TRIBUNE LIBRE : Hollande, Sassouffit comme ça !

hollande sassou
Complicité Sassou-Hollande

Par : Stephen Jean Landry

Dès le 27 septembre dernier, le Front pour l’ordre constitutionnel et l’alternance démocratique (FROCAD) et l’Union pour la démocratie congolaise (UDC) se sont opposés au référendum qui peut permettre à Denis Sassou Nguesso, à plus 70 ans, de briguer un nouveau mandat, après 30 ans de pouvoir, deux coups d’Etats, et une guerre civile à son passif. À 71 ans, Denis Sassou Nguesso, qui, depuis 1979, est resté au pouvoir, à l’exception de cinq années, ne peut, en vertu de la Constitution, briguer un nouveau mandat. Mais le référendum de dimanche portant sur des amendements constitutionnels est de nature à englober un relèvement de l’âge maximum des candidats à la présidentielle et la suppression de la limitation à deux mandats. Vindicatif, à la veille de la tenue de ce scrutin référendaire, Guy Romain Kinfoussia, porte-parole du FROCAD, appelle au boycott : «  Pour qu’une élection se réalise, il faut des urnes, des bulletins, des bureaux de vote, mais aussi des électeurs.
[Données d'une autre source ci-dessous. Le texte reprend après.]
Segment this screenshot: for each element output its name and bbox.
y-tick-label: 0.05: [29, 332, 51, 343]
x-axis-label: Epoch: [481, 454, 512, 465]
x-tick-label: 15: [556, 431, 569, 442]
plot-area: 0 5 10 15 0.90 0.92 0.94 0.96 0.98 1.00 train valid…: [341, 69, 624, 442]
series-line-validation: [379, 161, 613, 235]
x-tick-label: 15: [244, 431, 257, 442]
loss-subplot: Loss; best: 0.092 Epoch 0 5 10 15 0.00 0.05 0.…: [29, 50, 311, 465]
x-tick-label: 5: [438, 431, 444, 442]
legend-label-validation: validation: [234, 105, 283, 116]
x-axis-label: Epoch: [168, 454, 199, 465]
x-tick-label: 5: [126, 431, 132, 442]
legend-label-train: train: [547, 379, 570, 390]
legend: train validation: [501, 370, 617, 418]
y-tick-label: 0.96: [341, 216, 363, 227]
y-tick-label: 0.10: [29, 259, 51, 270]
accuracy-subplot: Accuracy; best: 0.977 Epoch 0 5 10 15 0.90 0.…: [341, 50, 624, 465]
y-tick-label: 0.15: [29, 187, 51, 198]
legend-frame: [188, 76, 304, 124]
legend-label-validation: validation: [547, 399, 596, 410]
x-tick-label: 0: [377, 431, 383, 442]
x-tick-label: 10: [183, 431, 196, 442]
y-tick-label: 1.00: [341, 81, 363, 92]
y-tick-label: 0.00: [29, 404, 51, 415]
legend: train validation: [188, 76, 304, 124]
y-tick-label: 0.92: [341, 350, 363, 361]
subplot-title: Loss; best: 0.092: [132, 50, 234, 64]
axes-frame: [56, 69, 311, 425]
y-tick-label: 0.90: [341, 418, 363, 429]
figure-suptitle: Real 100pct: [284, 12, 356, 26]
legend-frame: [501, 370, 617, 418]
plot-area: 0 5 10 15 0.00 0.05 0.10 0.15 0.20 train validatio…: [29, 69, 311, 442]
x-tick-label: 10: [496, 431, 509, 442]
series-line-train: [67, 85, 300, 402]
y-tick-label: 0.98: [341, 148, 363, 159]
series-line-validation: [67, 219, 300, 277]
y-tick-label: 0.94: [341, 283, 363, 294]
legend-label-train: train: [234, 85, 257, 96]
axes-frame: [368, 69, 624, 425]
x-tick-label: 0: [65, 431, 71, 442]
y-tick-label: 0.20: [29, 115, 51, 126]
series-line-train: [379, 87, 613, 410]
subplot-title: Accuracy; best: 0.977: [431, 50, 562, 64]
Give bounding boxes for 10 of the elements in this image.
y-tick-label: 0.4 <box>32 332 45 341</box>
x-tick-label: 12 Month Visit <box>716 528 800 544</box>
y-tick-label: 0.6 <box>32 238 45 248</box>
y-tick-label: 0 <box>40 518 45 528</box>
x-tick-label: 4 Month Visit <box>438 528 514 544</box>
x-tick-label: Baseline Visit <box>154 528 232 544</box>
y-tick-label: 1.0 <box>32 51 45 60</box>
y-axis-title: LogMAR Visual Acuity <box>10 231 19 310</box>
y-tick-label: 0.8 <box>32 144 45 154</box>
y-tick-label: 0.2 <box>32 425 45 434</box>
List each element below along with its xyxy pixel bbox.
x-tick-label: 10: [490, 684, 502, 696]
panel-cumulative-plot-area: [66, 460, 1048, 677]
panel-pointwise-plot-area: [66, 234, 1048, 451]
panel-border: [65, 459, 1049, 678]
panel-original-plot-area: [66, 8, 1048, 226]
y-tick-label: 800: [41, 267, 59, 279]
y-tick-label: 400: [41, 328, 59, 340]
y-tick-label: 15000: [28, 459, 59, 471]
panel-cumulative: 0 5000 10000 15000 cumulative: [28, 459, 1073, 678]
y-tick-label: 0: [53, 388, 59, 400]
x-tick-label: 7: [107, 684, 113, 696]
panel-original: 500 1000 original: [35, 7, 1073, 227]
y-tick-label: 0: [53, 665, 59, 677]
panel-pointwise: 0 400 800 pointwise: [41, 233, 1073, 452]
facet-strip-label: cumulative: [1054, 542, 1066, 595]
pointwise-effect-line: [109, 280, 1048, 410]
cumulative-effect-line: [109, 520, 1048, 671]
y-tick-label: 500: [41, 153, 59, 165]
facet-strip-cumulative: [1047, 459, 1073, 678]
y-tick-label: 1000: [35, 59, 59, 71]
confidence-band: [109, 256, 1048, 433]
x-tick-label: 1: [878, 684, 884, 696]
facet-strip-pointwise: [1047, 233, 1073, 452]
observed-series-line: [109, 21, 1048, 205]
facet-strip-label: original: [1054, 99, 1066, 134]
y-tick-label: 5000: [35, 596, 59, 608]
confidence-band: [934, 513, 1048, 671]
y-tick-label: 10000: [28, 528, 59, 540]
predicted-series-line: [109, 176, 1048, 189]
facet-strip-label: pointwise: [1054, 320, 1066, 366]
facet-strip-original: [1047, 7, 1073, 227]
Or, nos électeurs n’iront pas voter ».

Il y a maintenant 6 ans, au micro de Marc Perelman de France 24, Sassou Nguesso, à la question de savoir s’il comptait rempiler en 2016, répondit ceci : « (…) on devrait laisser les peuples se prononcer, choisir s’ils doivent garder un président, le faire partir ou en prendre un autre ». En déclenchant le débat sur la modification de la Constitution, en vue notamment de faire sauter le verrou de l’âge, 70 ans étant l’âge limite pour prétendre briguer un mandat présidentiel, ainsi que la limitation des mandats, tout le monde saisit bien que les mots de Sassou sur France 24 prédisaient donc sa volonté de se maintenir à la tête du pays.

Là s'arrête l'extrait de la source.